Overexposure in the media and at industry events may be another sign of a bad CIO, say some observers, but admittedly, it's not the clearest indicator. Plenty of well-respected CIOs are well-represented in trade publications and at conferences and trade shows. If you do find a candidate for a CIO position whose face is always in magazines, you should wonder when he has time to do his day job and whether he's more a creation of a marketing communications machine rather than their own hard work and success. Solid reference checking will uncover the truth.
A pugilistic stance
A bad CIO has a tendency to lock horns with whoever is interviewing him because he perceives the interviewer as the adversary. The bad CIO may also take extreme measures to convince the hiring manager that he's the right candidate. Rick Ness, president of Embanet, a company that develops online education and enrolment programs, has experienced both behaviours.

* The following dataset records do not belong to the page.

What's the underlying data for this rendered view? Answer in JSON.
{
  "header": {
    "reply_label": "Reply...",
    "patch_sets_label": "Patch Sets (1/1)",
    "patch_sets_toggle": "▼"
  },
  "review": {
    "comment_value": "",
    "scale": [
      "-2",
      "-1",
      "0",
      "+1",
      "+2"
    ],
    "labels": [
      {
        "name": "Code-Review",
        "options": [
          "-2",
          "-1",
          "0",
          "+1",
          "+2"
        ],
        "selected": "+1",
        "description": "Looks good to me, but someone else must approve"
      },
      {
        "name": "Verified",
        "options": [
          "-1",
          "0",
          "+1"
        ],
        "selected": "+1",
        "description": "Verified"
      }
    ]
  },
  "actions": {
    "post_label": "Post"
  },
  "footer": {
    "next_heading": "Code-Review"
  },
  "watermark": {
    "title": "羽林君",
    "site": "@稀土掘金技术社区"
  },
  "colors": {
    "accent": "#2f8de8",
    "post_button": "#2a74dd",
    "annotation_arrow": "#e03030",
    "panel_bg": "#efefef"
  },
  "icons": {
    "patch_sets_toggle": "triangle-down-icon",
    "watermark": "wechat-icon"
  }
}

A candidate for a CIO job with his company went directly to Ness after the search firm Ness had retained to fill the CIO spot eliminated this candidate as a finalist for the position. "He thought he had been eliminated for political reasons, and he tried to use political influence to get me to consider him," says Ness of the disgruntled candidate. "He tried to undermine the credibility of the search firm without knowing that I'd worked with this firm for years."

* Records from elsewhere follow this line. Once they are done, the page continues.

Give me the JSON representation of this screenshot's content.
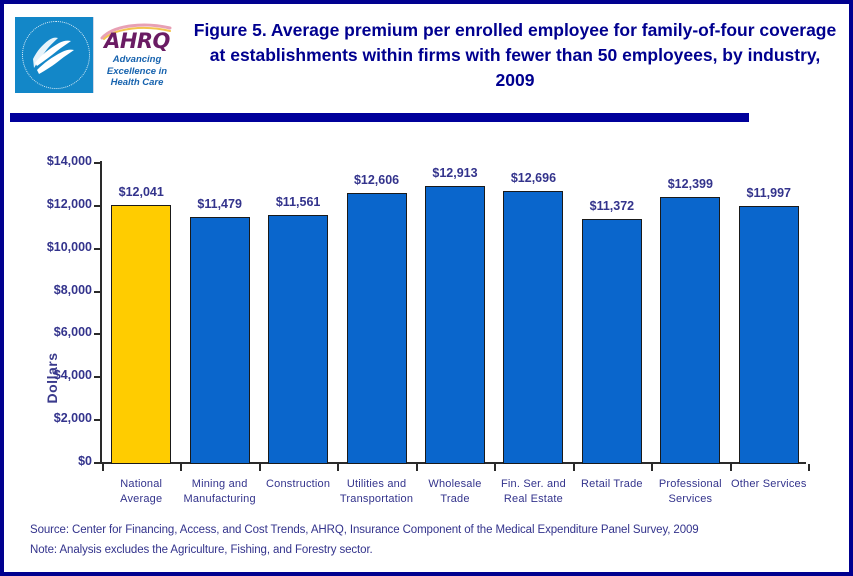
{
  "header": {
    "title": "Figure 5. Average premium per enrolled employee for family-of-four coverage at establishments within firms with fewer than 50 employees, by industry, 2009",
    "logo": {
      "agency_wordmark": "AHRQ",
      "tagline_line1": "Advancing",
      "tagline_line2": "Excellence in",
      "tagline_line3": "Health Care",
      "seal_name": "hhs-seal"
    }
  },
  "colors": {
    "frame": "#00008F",
    "title_text": "#00008F",
    "rule": "#00009B",
    "highlight_bar": "#FFCC00",
    "bar": "#0A66CC",
    "label_text": "#33338C"
  },
  "footer": {
    "source": "Source: Center for Financing, Access, and Cost Trends, AHRQ, Insurance Component of the Medical Expenditure Panel Survey, 2009",
    "note": "Note: Analysis excludes the Agriculture, Fishing, and Forestry sector."
  },
  "chart_data": {
    "type": "bar",
    "title": "Figure 5. Average premium per enrolled employee for family-of-four coverage at establishments within firms with fewer than 50 employees, by industry, 2009",
    "xlabel": "",
    "ylabel": "Dollars",
    "ylim": [
      0,
      14000
    ],
    "ytick_step": 2000,
    "ytick_labels": [
      "$14,000",
      "$12,000",
      "$10,000",
      "$8,000",
      "$6,000",
      "$4,000",
      "$2,000",
      "$0"
    ],
    "ytick_values": [
      14000,
      12000,
      10000,
      8000,
      6000,
      4000,
      2000,
      0
    ],
    "grid": false,
    "legend": false,
    "categories": [
      "National Average",
      "Mining and Manufacturing",
      "Construction",
      "Utilities and Transportation",
      "Wholesale Trade",
      "Fin. Ser. and Real Estate",
      "Retail Trade",
      "Professional Services",
      "Other Services"
    ],
    "category_lines": [
      [
        "National",
        "Average"
      ],
      [
        "Mining and",
        "Manufacturing"
      ],
      [
        "Construction",
        ""
      ],
      [
        "Utilities and",
        "Transportation"
      ],
      [
        "Wholesale",
        "Trade"
      ],
      [
        "Fin. Ser. and",
        "Real Estate"
      ],
      [
        "Retail Trade",
        ""
      ],
      [
        "Professional",
        "Services"
      ],
      [
        "Other Services",
        ""
      ]
    ],
    "values": [
      12041,
      11479,
      11561,
      12606,
      12913,
      12696,
      11372,
      12399,
      11997
    ],
    "value_labels": [
      "$12,041",
      "$11,479",
      "$11,561",
      "$12,606",
      "$12,913",
      "$12,696",
      "$11,372",
      "$12,399",
      "$11,997"
    ],
    "bar_colors": [
      "#FFCC00",
      "#0A66CC",
      "#0A66CC",
      "#0A66CC",
      "#0A66CC",
      "#0A66CC",
      "#0A66CC",
      "#0A66CC",
      "#0A66CC"
    ]
  }
}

Worse, says Ness, the candidate began insinuating that he could put Embanet in touch with people who would help the business and that not hiring him would be detrimental to the company. "That was a rather naive, unsophisticated mistake he made, and it was the wrong tack to take," says Ness.
They're only concerned with the size of their domain.
Another red flag is if, during the interview, the CIO carries on about the size of the budgets and IT departments he's managed at the expense of discussing results, says Banerji. It may mean that the CIO didn't actually do anything.
If a candidate does talk up the $40 million budget and 300-person IT department he led, Banerji says you need to find out how much of that responsibility was direct, indirect or contract. You don't want to hire someone who says he was responsible for a 300-person IT shop but find out two-thirds of that includes outsourced staff managed by the outsourcing firm, he adds. If your company's IT department consists of 300 full-time employees, the candidate on hand may not be able to manage the shop.
Good CIOs can easily share the details of their accomplishments. Bad CIOs can't. If a CIO can't provide specific examples of the work he's done, either he hasn't really done the work, or the role that the candidate is describing is not as substantive as he's trying to portray, says Banerji.